Comparison of artificial neural network (ANN) and linear regression modeling with residual errors to predict the unconfined compressive strength and compression index for Erbil City soils, Kurdistan-Iraq

Abstract

The focus of this research is to develop models for predicting the unconfined compressive strength and compression index (Cc) of clay soils according to Atterberg limits, natural water content, dry density, void ratio, and fine content. The soil unconfined compressive strength (UCS) ranged from 24 to 340 kPa and has been quantified with great precision using tested data and data collected from published research studies. The soil compression index ranged from 0.014 to 0.831 which is also correlated by the easily measurable soil properties of Atterberg limits, natural moisture content, density, void ratio, and fine contents (passes no. 200 sieves).

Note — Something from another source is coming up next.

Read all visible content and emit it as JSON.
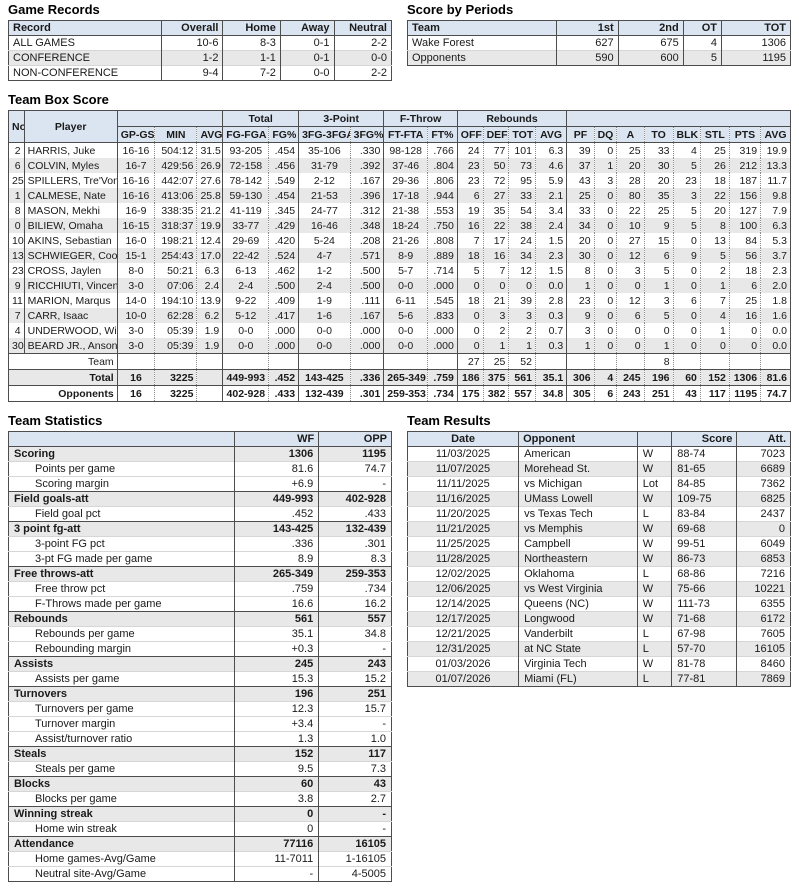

A wide experimental test results (a total of 253 tested soils) were combined with more than 350 data collected from different academic research studies, and total data were statistically analyzed and modeled using a linear regression model (LR). According to the correlation determination (R2), mean absolute error (MAE), and the root mean square error (RMSE), the unconfined compressive strength and compression index of soil can be well predicted in terms of liquid limit (LL), plasticity index (PI), moisture content (MC), dry density (γd), void ratio, and percentage passing no. 200 sieve using linear simulation techniques. The performance of the LR models was compared using artificial neural networks (ANN) models with different hidden layers and input layers. Based on the statistical assessments such as R2, RMSE, and MAE the LR models were close to the ANN model to predict the UCS and Cc of the soils. The sensitivity study concludes that the dry density and void ratio are the most influential parameter in determining the unconfined compressive strength and compression index with the training dataset.